Judith Putter says she paid UPS to professionally package the painting to ensure the glass was "masked" so it would do no harm if it broke.

Her nephew told her almost a week after she sent it last month that the painting had not arrived, so she checked the tracking information on the UPS website.

It said the package had been "damaged in transit" and "all merchandise discarded."

Putter says the painting belonged to her mother, who died last year and left it in her will to her grandson Jeremy Shinewald as a wedding gift.

The courier says it is working with Putter and the Winnipeg UPS outlet that she dealt with.

"We always work to ensure that our customers receive the service that they expect," UPS said in an email to the Winnipeg Free Press.

"I almost had a fit," Putter, a former gallery owner, said this week. "How do you discard people's belongings?"

A collage in acrylic painted on heavy paper, the painting was called "Bridge World: The Spirit Makers Come" by the late Alicia Popoff, a renowned Saskatchewan artist whose work Putter showed in solo exhibitions at the Thomas Gallery in 1989 and 1991.

It was recently appraised at $9,000, Putter said.

She doesn't have photos of the large painting, but family members are searching for pictures that might show it in the background.

Putter said she expects to receive the UPS maximum $2,500 in damage insurance, but added it's irrelevant because the one-of-a-kind painting had tremendous emotional significance for Shinewald.

"My mother bought it in April of '89, and it hung in her place for years, and Jeremy always loved it.
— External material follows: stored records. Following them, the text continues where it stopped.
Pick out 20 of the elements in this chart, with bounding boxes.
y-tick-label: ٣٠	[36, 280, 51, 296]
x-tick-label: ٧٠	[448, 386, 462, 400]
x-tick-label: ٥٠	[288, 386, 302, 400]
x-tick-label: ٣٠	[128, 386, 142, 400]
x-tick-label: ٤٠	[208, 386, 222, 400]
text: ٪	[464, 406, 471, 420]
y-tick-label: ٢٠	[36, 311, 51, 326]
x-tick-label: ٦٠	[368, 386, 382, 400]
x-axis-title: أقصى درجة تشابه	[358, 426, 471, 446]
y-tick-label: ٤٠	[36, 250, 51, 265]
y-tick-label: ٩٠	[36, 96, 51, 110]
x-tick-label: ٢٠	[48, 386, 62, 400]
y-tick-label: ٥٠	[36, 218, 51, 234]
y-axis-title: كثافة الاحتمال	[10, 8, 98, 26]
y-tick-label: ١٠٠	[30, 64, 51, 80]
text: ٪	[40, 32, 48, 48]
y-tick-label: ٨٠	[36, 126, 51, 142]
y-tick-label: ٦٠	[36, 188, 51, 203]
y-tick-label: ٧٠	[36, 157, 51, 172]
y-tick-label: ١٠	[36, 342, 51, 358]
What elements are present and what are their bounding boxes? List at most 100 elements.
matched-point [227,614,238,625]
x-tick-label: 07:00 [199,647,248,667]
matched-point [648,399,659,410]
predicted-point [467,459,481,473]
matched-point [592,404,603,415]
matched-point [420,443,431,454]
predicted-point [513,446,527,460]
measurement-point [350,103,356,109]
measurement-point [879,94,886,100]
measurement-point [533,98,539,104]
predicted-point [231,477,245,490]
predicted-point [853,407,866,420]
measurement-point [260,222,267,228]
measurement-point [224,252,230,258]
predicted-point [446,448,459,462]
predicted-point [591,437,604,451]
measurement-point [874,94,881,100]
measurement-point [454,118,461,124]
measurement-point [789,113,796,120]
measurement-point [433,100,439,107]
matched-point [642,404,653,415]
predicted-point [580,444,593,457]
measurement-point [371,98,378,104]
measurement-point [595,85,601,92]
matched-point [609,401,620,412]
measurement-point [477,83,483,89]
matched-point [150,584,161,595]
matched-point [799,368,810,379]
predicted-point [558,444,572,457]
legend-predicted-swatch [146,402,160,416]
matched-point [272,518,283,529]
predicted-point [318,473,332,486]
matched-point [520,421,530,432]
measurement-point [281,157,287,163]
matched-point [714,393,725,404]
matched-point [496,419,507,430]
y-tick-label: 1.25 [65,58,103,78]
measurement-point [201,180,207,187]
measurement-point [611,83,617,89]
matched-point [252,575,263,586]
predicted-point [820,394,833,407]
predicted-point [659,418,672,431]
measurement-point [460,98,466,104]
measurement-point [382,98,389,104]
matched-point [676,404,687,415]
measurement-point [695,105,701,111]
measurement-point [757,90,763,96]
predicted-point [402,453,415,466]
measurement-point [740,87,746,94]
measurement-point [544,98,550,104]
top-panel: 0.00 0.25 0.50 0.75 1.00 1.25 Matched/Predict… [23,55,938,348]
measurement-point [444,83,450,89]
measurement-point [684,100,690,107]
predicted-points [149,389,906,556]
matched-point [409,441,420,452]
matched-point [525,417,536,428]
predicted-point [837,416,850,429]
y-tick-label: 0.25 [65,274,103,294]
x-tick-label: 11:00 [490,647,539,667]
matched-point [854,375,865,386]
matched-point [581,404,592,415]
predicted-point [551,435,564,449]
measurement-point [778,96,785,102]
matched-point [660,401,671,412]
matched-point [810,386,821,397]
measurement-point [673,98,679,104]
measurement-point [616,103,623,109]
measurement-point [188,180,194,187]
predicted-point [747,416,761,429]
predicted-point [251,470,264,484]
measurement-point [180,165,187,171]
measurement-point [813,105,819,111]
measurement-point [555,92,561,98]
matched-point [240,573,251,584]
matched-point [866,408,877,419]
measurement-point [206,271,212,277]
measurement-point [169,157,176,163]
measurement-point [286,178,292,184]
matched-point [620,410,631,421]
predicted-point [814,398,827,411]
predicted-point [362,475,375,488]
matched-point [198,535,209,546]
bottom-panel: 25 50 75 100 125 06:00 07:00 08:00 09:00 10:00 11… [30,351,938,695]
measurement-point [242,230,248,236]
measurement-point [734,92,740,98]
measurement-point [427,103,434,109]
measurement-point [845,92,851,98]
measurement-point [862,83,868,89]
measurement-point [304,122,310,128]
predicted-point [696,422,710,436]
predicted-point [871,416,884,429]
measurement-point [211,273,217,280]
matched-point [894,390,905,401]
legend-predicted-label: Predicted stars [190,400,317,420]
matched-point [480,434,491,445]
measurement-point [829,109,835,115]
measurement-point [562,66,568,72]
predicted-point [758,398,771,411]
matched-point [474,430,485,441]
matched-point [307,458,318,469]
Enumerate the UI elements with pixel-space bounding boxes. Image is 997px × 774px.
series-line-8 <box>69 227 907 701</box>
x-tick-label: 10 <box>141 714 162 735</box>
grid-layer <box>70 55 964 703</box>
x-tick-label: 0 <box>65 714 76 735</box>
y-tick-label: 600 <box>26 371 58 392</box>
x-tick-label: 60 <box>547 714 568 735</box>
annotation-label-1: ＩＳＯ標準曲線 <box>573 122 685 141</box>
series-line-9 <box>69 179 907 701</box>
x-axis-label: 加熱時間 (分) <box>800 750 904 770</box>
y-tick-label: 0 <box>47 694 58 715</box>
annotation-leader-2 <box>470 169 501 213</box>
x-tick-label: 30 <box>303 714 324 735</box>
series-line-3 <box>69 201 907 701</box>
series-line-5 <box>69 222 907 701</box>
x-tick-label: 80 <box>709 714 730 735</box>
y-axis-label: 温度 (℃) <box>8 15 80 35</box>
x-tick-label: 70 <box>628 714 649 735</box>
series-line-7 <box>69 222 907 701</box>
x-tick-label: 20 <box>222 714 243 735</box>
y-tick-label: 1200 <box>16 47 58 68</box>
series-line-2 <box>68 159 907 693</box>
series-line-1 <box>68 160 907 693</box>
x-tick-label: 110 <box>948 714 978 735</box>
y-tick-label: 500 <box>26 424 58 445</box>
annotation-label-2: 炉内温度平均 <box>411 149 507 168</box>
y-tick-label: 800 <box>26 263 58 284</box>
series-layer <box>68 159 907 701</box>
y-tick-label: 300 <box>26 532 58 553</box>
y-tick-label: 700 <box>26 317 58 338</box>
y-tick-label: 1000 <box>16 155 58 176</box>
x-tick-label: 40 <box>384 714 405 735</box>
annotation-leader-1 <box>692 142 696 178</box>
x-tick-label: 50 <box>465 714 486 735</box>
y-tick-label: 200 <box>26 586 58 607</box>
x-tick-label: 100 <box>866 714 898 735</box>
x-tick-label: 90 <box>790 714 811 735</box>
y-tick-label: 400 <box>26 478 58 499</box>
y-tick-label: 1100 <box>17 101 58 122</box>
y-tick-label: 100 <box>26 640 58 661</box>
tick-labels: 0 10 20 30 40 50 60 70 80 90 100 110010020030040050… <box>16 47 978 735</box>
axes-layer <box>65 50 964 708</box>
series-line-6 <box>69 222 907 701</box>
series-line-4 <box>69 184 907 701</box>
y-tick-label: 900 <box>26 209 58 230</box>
She kept saying, 'When you get married, that's going to be your wedding present,'" Putter said.

"It's a beautiful piece of art and ... it's something that was a beautiful reminder of a woman that I had an amazing relationship with," Shinewald said.

"Nothing can replace it. Nothing."

Shinewald said he and his aunt have contacted UPS customer service several times and been told various things - that the painting was stained or it was damaged or it was dangerous.

Victor Avalos, who works at the UPS location where Putter arranged the shipment, said employees have been trying to find out why the outlet wasn't notified before the package was trashed in Lachine, Que.

"They say... when the glass broke, it was considered hazardous material and they had to discard it," he said. "But they didn't give details on how it got damaged."

Shinewald said UPS sent him a copy of its policy, which states it can dispose of anything that "may cause harm to any UPS employee, the public, or damage to other packages, pallets, UPS equipment or facilities, without prior notification to the shipper."

He said he has filed a report with Montreal police.